Hollow point bullets were available to officers working in Operation Kratos - by which the policy of shooting suspected suicide bombers in the head is known - according to the Telegraph.

Their use was given the go-ahead after research suggested they were effective at close-quarters against someone about to trigger a suicide bomb, it claims.

They have been assessed as posing less risk to people around the suicide bomber that conventional bullets, but for the person shot they are much more deadly.

If David Blunkett was made to resign when he mislead the public why doesn't the same apply to the police?
Alex Pereira

Like the shoot-to-kill policy itself, the decision to make such bullets available to officers was taken in secret.

Mr Pereira, a cousin of the Brazilian electrician, said: "If they [police] break international law they should be punished.

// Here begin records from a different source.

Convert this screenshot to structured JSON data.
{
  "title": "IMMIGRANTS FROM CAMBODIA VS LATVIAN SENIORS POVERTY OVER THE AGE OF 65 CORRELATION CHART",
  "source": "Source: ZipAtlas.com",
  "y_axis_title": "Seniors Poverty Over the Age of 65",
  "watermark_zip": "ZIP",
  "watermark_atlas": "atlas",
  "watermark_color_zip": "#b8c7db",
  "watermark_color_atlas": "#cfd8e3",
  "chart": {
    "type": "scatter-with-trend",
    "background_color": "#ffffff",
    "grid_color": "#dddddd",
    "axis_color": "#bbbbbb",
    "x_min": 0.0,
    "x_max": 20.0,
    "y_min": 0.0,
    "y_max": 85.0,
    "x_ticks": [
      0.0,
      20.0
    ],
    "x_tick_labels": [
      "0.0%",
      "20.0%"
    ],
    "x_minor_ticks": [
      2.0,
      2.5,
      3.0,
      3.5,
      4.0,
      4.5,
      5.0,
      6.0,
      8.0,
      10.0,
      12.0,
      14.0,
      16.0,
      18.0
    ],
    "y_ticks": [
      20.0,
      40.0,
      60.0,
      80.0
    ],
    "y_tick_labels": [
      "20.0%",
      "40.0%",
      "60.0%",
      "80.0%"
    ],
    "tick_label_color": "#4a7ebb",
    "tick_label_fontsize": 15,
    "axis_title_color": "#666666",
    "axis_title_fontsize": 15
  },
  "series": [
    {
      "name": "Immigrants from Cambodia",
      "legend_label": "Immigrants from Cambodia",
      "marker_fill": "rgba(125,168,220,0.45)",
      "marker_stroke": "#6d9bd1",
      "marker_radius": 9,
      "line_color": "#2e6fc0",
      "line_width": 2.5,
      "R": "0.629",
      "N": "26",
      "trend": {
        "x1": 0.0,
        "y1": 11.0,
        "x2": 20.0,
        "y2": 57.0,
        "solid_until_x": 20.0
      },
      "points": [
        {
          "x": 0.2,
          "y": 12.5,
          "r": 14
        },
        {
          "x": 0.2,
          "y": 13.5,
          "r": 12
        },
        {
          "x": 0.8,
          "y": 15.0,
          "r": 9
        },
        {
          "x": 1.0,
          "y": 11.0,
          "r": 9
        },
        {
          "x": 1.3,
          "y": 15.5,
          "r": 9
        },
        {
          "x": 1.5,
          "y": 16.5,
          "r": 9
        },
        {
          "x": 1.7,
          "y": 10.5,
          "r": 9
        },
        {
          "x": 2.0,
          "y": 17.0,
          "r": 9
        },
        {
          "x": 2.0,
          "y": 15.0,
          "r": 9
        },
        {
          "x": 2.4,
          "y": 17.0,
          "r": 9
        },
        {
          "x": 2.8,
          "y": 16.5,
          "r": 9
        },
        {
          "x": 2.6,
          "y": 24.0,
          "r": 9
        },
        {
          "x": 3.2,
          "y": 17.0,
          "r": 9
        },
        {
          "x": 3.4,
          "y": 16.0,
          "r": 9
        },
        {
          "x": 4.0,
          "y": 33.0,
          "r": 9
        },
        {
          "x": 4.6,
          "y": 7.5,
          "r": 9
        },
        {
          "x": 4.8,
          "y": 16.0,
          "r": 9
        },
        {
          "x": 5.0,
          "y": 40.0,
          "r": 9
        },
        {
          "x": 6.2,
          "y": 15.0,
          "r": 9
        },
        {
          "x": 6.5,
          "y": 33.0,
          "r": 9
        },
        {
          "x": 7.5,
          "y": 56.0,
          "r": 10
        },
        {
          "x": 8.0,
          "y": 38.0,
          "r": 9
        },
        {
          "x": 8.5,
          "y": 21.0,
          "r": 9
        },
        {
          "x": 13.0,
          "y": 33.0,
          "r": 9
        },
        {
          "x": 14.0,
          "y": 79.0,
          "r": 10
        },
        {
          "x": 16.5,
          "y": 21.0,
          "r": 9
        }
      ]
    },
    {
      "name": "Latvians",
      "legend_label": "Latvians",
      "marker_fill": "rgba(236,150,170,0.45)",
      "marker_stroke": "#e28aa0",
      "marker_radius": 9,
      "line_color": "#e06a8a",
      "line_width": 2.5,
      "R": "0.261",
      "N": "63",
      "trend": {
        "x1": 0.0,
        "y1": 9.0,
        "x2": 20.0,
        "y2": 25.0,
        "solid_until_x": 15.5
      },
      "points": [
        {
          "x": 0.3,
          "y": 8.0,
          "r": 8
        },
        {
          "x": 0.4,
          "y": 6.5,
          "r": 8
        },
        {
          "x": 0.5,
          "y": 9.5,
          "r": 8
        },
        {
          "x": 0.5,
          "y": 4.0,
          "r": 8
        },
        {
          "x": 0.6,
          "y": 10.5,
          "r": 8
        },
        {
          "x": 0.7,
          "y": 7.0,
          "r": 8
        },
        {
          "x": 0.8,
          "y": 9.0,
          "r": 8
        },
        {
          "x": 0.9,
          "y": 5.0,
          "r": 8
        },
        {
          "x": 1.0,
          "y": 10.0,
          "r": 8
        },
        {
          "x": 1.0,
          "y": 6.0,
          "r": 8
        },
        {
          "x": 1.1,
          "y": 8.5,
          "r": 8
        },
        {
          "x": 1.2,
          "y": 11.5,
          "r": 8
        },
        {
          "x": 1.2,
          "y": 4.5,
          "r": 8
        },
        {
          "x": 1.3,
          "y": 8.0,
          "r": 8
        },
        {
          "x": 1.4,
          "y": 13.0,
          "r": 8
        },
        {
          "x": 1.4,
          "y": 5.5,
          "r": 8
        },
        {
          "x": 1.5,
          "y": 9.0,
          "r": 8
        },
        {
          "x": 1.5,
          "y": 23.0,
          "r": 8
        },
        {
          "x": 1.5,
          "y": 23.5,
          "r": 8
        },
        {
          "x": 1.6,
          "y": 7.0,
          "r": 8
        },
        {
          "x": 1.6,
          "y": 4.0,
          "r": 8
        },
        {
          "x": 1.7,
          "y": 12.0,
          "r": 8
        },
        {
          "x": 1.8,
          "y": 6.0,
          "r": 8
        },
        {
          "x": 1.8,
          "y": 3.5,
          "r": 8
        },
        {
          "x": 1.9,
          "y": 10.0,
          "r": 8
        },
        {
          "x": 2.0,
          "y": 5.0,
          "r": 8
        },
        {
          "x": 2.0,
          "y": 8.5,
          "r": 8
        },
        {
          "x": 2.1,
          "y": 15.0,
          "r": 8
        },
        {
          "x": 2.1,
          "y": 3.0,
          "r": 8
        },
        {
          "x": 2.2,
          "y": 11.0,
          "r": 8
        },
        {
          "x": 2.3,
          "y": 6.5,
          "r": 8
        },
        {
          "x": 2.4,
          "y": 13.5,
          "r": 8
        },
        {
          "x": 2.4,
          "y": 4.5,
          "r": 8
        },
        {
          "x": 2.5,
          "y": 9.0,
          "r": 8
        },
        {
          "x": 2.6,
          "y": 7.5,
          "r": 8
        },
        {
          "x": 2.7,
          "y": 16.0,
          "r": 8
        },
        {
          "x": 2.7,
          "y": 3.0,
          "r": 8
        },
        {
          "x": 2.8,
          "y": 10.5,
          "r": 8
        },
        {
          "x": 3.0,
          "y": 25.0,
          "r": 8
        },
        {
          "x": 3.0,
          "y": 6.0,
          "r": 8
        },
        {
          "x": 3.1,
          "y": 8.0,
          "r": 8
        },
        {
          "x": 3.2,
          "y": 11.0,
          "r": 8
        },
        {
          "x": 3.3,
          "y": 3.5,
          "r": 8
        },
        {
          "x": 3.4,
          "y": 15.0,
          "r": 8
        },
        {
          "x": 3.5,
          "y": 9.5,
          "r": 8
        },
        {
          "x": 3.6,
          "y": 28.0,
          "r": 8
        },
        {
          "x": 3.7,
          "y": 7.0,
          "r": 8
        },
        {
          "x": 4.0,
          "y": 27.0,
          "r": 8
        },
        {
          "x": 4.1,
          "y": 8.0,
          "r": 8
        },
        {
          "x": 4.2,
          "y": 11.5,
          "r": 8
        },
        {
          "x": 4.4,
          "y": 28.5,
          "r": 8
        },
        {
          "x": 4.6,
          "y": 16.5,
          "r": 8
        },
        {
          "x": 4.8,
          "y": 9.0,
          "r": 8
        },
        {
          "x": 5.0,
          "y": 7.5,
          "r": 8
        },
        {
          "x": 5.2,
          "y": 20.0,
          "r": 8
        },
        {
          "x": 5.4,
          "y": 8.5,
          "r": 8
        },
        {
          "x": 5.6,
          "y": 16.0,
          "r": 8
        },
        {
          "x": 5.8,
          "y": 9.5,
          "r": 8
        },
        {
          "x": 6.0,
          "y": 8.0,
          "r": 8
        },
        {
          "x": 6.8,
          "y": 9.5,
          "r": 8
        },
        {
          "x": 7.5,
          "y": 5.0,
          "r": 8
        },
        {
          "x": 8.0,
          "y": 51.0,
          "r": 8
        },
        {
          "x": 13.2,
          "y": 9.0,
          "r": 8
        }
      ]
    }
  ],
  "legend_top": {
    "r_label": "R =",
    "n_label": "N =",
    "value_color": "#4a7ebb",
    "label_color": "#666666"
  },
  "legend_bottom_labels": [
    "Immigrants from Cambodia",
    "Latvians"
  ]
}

"How can the police in the UK use bullets that the army is not allowed to use? The police need to be open about what they are doing and if they act illegally they should be punished."

He repeated his family's calls for those responsible for the death to be brought to justice.

"If David Blunkett was made to resign when he misled the public why doesn't the same apply to the police who were responsible for killing my cousin?" he said.

The shooting of Mr Menezes came the day after the failed London bomb attacks of 21 July.

He was shot seven times in the head by anti-terror officers while passengers looked on at Stockwell Tube station.